Una testata giornalistica tedesca attacca duramente Dante e la Divina Commedia nel 700 anniversario della mote del Sommo Poeta.
Si penserebbe che in un’occasione come il 700° anniversario della morte di uno dei poeti più illustri della storia italiana e occidentale (se non mondiale), la cui Opera principale ha influenzato scritti, opere teatrali, film e persino videogiochi, chiunque sia un amante della letteratura e della poesia si limiti a celebrarlo. Ed invece nel giorno in cui l’Italia ed il resto del mondo celebrano la ricorrenza in ricordo di Dante, la testata tedesca Frankfurter Rundschau, attraverso la penna del suo fondatore, il traduttore Arno Widmann, lancia un attacco al Sommo Poeta e alla sua Divina Commedia.
Se il giudizio negativo di Widmann si fosse fermato alla comparazione di Dante e Shakespeare, sottolineando come ad un lettore del nostro tempo l’opera dello scrittore britannico possa risultare più moderna e attuale, probabilmente nessuno avrebbe avuto da ridire. A tal proposito il traduttore tedesco scrive: “L’amoralità di Shakespeare, la sua descrizione di ciò che è, ci sembra anni luce più moderno dello sforzo di Dante di avere un’opinione su tutto, di trascinare tutto davanti al giudizio della sua morale”. Il suo giudizio comincia ad andare oltre quando a questo pensiero aggiunge: “Tutta questa gigantesca opera è lì solo per permettere al poeta di anticipare il Giudizio Universale, di fare il lavoro di Dio”.
Da traduttore e dunque da studioso di lingue, letterature e culture, Widmann dovrebbe sapere bene che la comparazione tra due artisti di epoche differenti è impossibile da fare, ma soprattutto che giudicare un’opera decontestualizzandola dal suo tempo e dalla sua cultura è un’azione priva del minimo senso.
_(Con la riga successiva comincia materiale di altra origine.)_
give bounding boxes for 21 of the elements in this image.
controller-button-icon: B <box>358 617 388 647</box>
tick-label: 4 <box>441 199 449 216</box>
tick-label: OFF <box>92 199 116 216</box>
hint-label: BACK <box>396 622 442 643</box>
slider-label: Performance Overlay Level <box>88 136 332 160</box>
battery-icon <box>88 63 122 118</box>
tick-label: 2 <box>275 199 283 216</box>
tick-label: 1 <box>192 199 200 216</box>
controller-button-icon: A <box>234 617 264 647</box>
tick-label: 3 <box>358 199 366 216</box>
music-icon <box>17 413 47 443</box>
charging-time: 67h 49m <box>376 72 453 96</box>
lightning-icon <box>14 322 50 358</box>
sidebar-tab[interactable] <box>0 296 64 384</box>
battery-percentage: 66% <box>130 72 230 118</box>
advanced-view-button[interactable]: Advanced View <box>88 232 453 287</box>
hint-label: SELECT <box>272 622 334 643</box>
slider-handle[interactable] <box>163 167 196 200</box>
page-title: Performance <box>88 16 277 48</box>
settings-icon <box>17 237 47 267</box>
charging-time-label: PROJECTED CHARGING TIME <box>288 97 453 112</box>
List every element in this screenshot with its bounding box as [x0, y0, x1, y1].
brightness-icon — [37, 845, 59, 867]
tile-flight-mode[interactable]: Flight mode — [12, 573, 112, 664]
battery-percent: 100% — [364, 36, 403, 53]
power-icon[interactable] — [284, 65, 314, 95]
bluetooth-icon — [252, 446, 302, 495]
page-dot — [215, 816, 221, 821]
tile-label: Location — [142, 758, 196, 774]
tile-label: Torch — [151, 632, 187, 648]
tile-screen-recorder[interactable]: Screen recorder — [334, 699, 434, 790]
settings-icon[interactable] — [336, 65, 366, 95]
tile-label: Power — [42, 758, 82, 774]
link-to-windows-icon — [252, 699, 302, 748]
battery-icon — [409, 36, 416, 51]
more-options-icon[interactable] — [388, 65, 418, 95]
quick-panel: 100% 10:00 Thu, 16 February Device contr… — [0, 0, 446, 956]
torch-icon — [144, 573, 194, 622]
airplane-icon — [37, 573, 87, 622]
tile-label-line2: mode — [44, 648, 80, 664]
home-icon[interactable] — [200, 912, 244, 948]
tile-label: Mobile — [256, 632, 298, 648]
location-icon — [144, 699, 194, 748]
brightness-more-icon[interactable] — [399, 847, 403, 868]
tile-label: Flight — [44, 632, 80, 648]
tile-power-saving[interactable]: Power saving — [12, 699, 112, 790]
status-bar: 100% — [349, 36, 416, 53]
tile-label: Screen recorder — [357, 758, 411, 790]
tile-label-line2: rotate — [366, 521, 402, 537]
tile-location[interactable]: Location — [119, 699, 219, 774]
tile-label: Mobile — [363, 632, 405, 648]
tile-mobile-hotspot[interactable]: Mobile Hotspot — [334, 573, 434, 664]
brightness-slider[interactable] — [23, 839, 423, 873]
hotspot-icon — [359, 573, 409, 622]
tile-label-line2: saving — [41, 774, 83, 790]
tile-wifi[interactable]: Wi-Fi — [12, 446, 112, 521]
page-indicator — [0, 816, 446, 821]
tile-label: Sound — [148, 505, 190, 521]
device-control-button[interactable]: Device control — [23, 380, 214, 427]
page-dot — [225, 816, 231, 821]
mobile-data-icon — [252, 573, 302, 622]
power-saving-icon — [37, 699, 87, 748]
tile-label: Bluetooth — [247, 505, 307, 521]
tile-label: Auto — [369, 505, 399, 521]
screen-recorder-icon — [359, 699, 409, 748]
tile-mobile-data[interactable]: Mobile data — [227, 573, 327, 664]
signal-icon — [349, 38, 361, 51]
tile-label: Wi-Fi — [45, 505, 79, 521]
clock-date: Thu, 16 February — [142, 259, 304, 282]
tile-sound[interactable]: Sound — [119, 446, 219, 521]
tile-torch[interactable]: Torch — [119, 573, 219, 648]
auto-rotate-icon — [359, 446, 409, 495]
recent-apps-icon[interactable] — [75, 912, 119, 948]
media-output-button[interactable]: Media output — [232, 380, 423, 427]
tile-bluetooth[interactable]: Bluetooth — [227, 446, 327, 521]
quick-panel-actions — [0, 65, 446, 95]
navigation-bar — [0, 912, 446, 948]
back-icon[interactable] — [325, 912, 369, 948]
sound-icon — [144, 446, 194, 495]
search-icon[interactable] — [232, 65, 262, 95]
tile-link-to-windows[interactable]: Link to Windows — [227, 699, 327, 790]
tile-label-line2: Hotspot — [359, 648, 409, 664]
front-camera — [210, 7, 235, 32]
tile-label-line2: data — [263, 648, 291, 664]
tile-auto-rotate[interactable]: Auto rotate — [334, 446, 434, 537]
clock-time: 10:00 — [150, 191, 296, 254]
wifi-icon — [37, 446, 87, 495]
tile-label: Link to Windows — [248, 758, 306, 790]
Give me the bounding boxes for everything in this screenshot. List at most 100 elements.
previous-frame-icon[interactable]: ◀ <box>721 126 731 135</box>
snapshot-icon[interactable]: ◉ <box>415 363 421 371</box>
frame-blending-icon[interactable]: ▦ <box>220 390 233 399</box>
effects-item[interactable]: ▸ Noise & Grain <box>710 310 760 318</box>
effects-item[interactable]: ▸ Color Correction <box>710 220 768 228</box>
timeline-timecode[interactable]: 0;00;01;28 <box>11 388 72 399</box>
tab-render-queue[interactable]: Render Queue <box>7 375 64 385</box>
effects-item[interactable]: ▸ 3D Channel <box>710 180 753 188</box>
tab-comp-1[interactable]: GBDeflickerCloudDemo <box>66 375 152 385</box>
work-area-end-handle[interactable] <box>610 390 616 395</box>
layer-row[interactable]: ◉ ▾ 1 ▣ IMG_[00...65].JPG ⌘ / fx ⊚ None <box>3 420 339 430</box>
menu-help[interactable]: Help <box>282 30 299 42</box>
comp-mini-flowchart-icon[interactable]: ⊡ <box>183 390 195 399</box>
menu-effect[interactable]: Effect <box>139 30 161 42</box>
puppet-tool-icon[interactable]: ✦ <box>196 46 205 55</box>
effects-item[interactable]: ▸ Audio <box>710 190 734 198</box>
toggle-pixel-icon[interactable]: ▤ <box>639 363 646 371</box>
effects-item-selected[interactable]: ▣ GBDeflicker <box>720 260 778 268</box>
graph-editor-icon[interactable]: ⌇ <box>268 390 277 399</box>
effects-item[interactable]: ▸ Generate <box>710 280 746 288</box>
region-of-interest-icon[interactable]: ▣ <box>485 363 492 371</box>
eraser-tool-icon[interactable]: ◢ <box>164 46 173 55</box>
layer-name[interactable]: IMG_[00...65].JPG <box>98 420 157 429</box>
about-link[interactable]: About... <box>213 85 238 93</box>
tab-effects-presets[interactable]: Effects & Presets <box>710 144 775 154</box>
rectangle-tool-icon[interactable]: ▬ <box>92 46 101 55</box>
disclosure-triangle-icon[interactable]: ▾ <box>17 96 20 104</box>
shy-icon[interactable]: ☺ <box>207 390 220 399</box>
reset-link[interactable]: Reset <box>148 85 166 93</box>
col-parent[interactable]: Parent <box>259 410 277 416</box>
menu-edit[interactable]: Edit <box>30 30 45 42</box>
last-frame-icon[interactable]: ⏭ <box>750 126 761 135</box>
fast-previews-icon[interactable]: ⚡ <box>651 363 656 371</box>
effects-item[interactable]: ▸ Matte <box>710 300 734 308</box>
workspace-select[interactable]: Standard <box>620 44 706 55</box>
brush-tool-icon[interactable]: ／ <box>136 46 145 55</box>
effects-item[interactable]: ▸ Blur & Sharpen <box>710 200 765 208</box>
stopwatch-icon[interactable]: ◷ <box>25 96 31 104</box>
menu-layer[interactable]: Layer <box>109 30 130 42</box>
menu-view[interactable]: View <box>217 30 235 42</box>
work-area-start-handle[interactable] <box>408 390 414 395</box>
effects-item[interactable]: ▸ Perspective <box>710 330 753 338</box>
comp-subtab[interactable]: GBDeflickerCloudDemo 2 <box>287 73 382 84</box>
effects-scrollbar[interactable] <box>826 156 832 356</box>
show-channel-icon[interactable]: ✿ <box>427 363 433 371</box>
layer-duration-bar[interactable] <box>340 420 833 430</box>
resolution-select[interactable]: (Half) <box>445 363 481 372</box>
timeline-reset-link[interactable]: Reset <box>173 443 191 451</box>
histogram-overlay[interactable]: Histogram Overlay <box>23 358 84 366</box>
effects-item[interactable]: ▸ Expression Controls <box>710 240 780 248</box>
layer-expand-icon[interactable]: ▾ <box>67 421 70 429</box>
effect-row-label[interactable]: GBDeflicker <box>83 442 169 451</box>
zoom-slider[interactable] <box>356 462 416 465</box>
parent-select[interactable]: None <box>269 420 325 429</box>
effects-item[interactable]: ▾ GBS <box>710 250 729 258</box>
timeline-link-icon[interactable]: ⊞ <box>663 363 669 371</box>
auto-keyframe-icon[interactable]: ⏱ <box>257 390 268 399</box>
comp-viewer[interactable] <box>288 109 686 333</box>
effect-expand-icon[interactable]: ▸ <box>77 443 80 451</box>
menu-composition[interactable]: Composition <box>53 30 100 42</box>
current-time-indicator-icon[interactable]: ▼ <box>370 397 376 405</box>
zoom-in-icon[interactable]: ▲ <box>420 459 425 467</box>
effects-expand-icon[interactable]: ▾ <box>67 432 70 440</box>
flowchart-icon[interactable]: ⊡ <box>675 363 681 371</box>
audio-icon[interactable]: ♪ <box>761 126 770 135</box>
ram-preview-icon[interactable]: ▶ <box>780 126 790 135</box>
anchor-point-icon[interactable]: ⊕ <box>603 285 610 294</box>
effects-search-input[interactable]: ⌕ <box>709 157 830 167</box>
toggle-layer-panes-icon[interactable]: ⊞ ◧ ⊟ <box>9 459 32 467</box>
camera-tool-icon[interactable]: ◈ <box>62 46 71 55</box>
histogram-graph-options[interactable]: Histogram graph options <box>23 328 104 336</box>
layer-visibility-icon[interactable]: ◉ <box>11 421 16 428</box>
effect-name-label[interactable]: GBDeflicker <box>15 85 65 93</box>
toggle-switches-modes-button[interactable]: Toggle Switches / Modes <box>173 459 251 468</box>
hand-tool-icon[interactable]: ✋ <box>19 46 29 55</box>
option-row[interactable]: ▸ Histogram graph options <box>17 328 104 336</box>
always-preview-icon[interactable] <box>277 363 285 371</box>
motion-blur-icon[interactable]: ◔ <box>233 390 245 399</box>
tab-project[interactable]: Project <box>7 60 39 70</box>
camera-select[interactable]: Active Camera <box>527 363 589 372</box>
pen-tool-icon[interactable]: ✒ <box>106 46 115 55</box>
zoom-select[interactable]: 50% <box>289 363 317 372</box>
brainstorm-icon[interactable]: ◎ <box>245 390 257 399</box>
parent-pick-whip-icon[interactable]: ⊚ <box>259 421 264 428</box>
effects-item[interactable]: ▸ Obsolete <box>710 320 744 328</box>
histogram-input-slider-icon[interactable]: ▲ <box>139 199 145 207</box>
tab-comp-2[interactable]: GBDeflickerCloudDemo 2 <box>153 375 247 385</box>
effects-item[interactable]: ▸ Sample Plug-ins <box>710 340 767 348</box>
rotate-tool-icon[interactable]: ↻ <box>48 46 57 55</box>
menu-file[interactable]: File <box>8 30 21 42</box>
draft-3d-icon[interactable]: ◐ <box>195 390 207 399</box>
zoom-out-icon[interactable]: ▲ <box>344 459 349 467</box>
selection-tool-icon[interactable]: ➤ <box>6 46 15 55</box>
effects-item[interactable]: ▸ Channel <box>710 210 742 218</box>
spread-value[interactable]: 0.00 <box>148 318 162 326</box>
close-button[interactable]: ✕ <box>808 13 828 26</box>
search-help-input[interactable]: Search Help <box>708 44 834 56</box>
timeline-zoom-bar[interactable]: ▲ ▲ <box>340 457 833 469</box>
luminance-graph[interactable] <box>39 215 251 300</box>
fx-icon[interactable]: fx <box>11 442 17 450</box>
Ma l’autore tedesco non si è fermato a questa affermazione, ha ammesso che la Divina Commedia ha portato il volgare toscano -poi divenuto l’Italiano – a vette artistiche talmente elevate da permettere che divenisse prima lingua dei suoi lettori e poi di tutto il popolo.
Ma questa è l’unica concessione (scusa se è poco, in ogni caso), poiché successivamente accusa Dante di aver rubato l’idea del viaggio nell’aldilà ad uno scritto di un mistico arabo che aveva descritto l’ascesa in cielo. In realtà l’idea del viaggio all’inferno è presa dai classici greci e latini, così come la capacità del protagonista di attraversarlo indenne. La tripartizione dell’aldilà mutuata dalla stessa religione cristiana. Per quanto riguarda la strutturazione dei regni non ci sono riferimenti che lo abbiano preceduto.
Widmann aggiunge inoltre che anche l’idea dell’elevazione spirituale attraverso la donna non sarebbe un’idea di Dante, ma un’idea giunta solo danni dopo con la riforma luterana (affermazione anche in questo caso tutta da verificare). Insomma per il traduttore tedesco il Sommo Poeta non “si è inventato nulla”. Ad un simile attacco immotivato, in un giorno di celebrazione, il ministro della Cultura Dario Franceschini ha risposto con un tweet nel quale cita proprio una frase celebre della Divina Commedia: “Non ragioniam di lor, ma guarda e passa (Inf. III, 51)”.